The most startling number in this week’s news was the extra £750 million spent on petrol by Tesco customers in the six months to August, compared with the same period last year. This wasn’t some Clarkson-esque craze for seeing off the downturn blues by taking the motor for a spin, but the inflationary impact of higher oil prices and fuel duties. As Tesco chief executive Phil Clarke observed, ‘That’s £750 million that could be spent in shops or paying off credit cards.’ Not surprisingly, like-for-like sales in his stores were at their most dismal since the recession of 1992.

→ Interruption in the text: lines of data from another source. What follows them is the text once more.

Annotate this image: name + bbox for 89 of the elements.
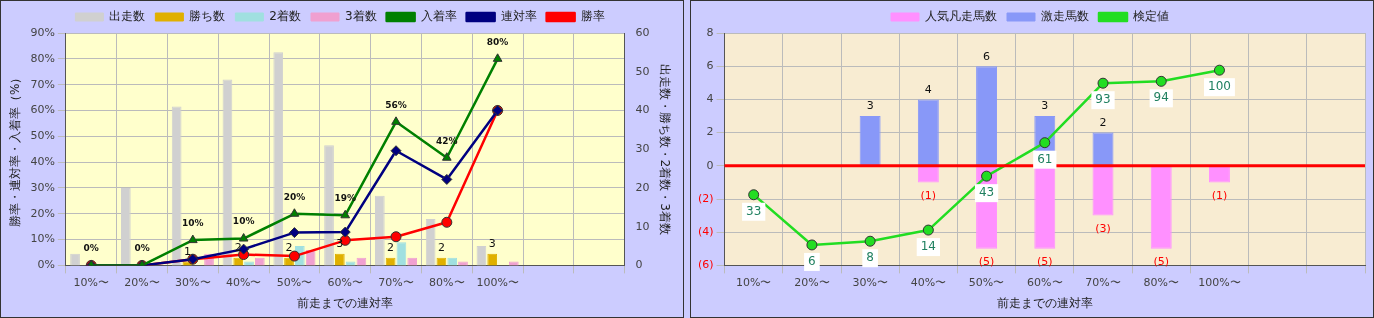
data-label: 0% (134, 243, 150, 254)
x-tick-label: 70%〜 (1085, 275, 1121, 289)
x-tick-label: 70%〜 (378, 275, 414, 289)
y-tick-label: 6 (706, 59, 714, 73)
y2-tick-label: 50 (635, 64, 650, 78)
y-tick-label: 0% (37, 258, 55, 272)
y-tick-label: 60% (30, 103, 55, 117)
data-label: (1) (920, 188, 937, 202)
y-tick-label: 0 (706, 158, 714, 172)
data-label: 8 (866, 250, 874, 265)
data-label: 3 (1041, 99, 1049, 113)
x-tick-label: 40%〜 (910, 275, 947, 289)
x-tick-label: 100%〜 (1198, 275, 1241, 289)
data-label: 94 (1153, 90, 1169, 105)
x-tick-label: 80%〜 (1143, 275, 1179, 289)
data-label: 56% (385, 99, 407, 110)
data-label: 3 (488, 237, 496, 251)
data-label: 6 (983, 49, 991, 63)
x-tick-label: 60%〜 (1027, 275, 1063, 289)
data-label: (1) (1211, 188, 1228, 202)
data-label: 100 (1208, 79, 1231, 94)
y-tick-label: 90% (30, 25, 55, 39)
y-tick-label: 50% (30, 129, 55, 143)
data-label: 6 (808, 254, 816, 269)
x-tick-label: 100%〜 (476, 275, 519, 289)
x-tick-label: 20%〜 (124, 275, 160, 289)
legend-label: 出走数 (109, 9, 146, 24)
x-tick-label: 50%〜 (968, 275, 1005, 289)
x-tick-label: 30%〜 (852, 275, 888, 289)
y-tick-label: (6) (697, 258, 714, 272)
y2-tick-label: 20 (635, 180, 650, 194)
y-tick-label: (4) (697, 225, 714, 239)
data-label: 2 (387, 241, 395, 255)
x-tick-label: 50%〜 (276, 275, 313, 289)
x-axis-title: 前走までの連対率 (996, 295, 1093, 310)
x-axis-title: 前走までの連対率 (297, 295, 394, 310)
y-tick-label: 20% (30, 206, 55, 220)
data-label: 2 (1099, 115, 1107, 129)
data-label: 0% (83, 243, 99, 254)
data-label: 93 (1095, 92, 1111, 107)
x-tick-label: 30%〜 (175, 275, 211, 289)
data-label: 10% (182, 217, 204, 228)
y-axis-title: 勝率・連対率・入着率（%） (8, 71, 23, 227)
y2-tick-label: 60 (635, 25, 650, 39)
y-tick-label: 10% (30, 232, 55, 246)
data-label: 4 (924, 82, 932, 96)
x-tick-label: 20%〜 (794, 275, 830, 289)
legend-label: 人気凡走馬数 (925, 9, 997, 24)
data-label: 10% (232, 216, 255, 227)
data-label: 1 (183, 244, 191, 258)
x-tick-label: 40%〜 (225, 275, 262, 289)
legend-label: 勝率 (580, 9, 605, 24)
x-tick-label: 80%〜 (429, 275, 465, 289)
data-label: 43 (978, 185, 995, 200)
x-tick-label: 10%〜 (73, 275, 109, 289)
data-label: (5) (978, 255, 995, 269)
data-label: 20% (283, 191, 306, 202)
x-tick-label: 10%〜 (735, 275, 772, 289)
data-label: (5) (1036, 255, 1053, 269)
legend-label: 連対率 (500, 9, 537, 24)
data-label: 80% (486, 36, 509, 47)
data-label: (3) (1095, 221, 1111, 235)
y-tick-label: (2) (697, 191, 714, 205)
y-tick-label: 8 (706, 25, 714, 39)
y-tick-label: 4 (706, 92, 714, 106)
legend-label: 3着数 (345, 9, 377, 24)
y2-axis-title: 出走数・勝ち数・2着数・3着数 (657, 63, 672, 235)
y2-tick-label: 30 (635, 142, 650, 156)
y2-tick-label: 0 (635, 258, 643, 272)
data-label: 61 (1037, 151, 1053, 166)
legend-label: 2着数 (269, 9, 302, 24)
legend-label: 勝ち数 (189, 9, 226, 24)
y2-tick-label: 10 (635, 219, 650, 233)
y-tick-label: 2 (706, 125, 714, 139)
data-label: 2 (285, 241, 293, 255)
y-tick-label: 80% (30, 51, 55, 65)
y-tick-label: 70% (30, 77, 55, 91)
data-label: 33 (746, 203, 762, 218)
y2-tick-label: 40 (635, 103, 650, 117)
data-label: 3 (866, 99, 874, 113)
data-label: 2 (437, 241, 445, 255)
x-tick-label: 60%〜 (327, 275, 363, 289)
y-tick-label: 30% (30, 180, 55, 194)
legend-label: 激走馬数 (1041, 9, 1089, 24)
data-label: (5) (1153, 255, 1170, 269)
y-tick-label: 40% (30, 154, 55, 168)
legend-label: 検定値 (1133, 9, 1169, 24)
data-label: 14 (920, 239, 936, 254)
legend-label: 入着率 (420, 9, 457, 24)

But at Morrisons and Sainsbury’s, the year-to-date numbers are up a fraction. Clarke’s opposite number at Sainsbury’s, Justin King, says his customers are managing tight cash flows by changing their shopping patterns but that overall there’s ‘much too much doom and gloom’. Maybe he’s right, and maybe there’s a clue in this as to how the Chancellor could make a difference at modest cost to the Treasury. Petrol pump prices have been steady through the summer and the oil-price trend has been downwards since April — from well above $120 per barrel to around $105. That’s still high relative to the stagnant state of the economy, but the end of the Libyan conflict gives hope of further easing. And food prices are also on the turn: the UN Food and Agriculture Organisation’s index of food commodities fell to 225 last month having peaked at 238 in February. Add a supermarket discount war to these underlying shifts, and consumers might just start to feel more cheerful — at least that’s what retail analysts are predicting.
But it is the painful price of fuel (a penalty of more than £500 per year for the average family, according to UBS analyst Mike Tattersall, quoted in the FT) that ought to catch George Osborne’s eye as he drafts his autumn statement.